Europe
Alsace
"Ce coin de France qui n'a jamais tout à fait accepté d'être français."
Je suis arrivé en Alsace en novembre, ce que tout le monde m’a déconseillé. Trop froid, trop gris, hors saison. Ce qu’ils voulaient dire, c’est que les touristes allemands n’étaient pas encore là, que la route des vins n’était pas engorgée de voitures de location, et que je pouvais entrer dans n’importe quelle winstub de Colmar à midi et trouver une table sans avoir planifié deux semaines à l’avance. La première chose que j’ai commandée, c’est une tarte flambée — pâte ultrafine, crème fraîche, lardons, oignons — avec un verre de Sylvaner si sec qu’il en était presque salé. Par la fenêtre, le canal reflétait une rangée de maisons à colombages peintes dans ces couleurs sourdes particulières qu’on ne trouve que là où un endroit a été rebâti et repeint sous quatre régimes politiques différents. J’ai mangé lentement. Personne ne m’a pressé.

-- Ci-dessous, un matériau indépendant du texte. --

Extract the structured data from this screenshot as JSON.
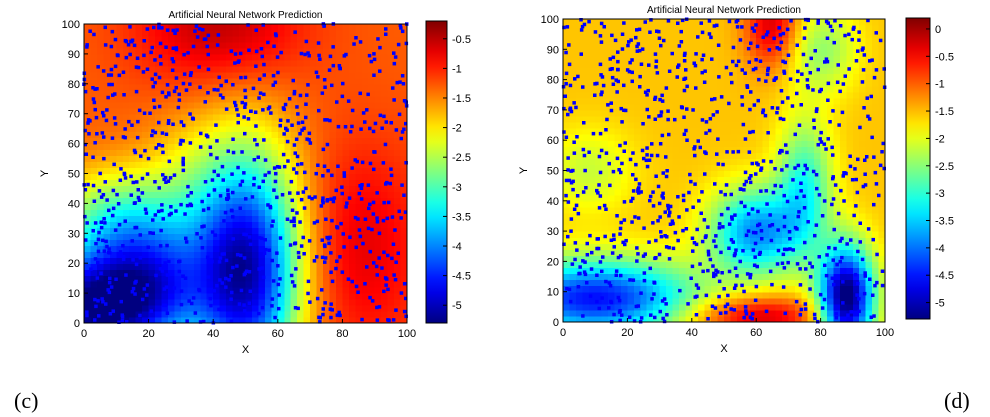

Colmar concentre toute l’attention, et elle en mérite une partie — la Petite Venise est vraiment belle même cerclée d’appareils photo — mais l’Alsace où je revenais sans cesse, c’était les villages le long de la Route des Vins. Riquewihr, Ribeauvillé, Eguisheim : chacun assez petit pour se parcourir en vingt minutes, chacun avec un caractère propre et un vigneron qui vaut la peine d’être cherché. À Eguisheim, j’ai trouvé un domaine où une femme d’une bonne soixantaine d’années pressait elle-même les dernières grappes de Gewurztraminer de la vendange, et elle m’a servi trois vins différents issus de trois parcelles différentes du même coteau sans me faire payer un euro. Elle voulait parler du terroir. Je suis resté deux heures. C’est ce que fait l’Alsace — elle vous entraîne de côté dans des conversations et des caves quand vous pensiez juste passer.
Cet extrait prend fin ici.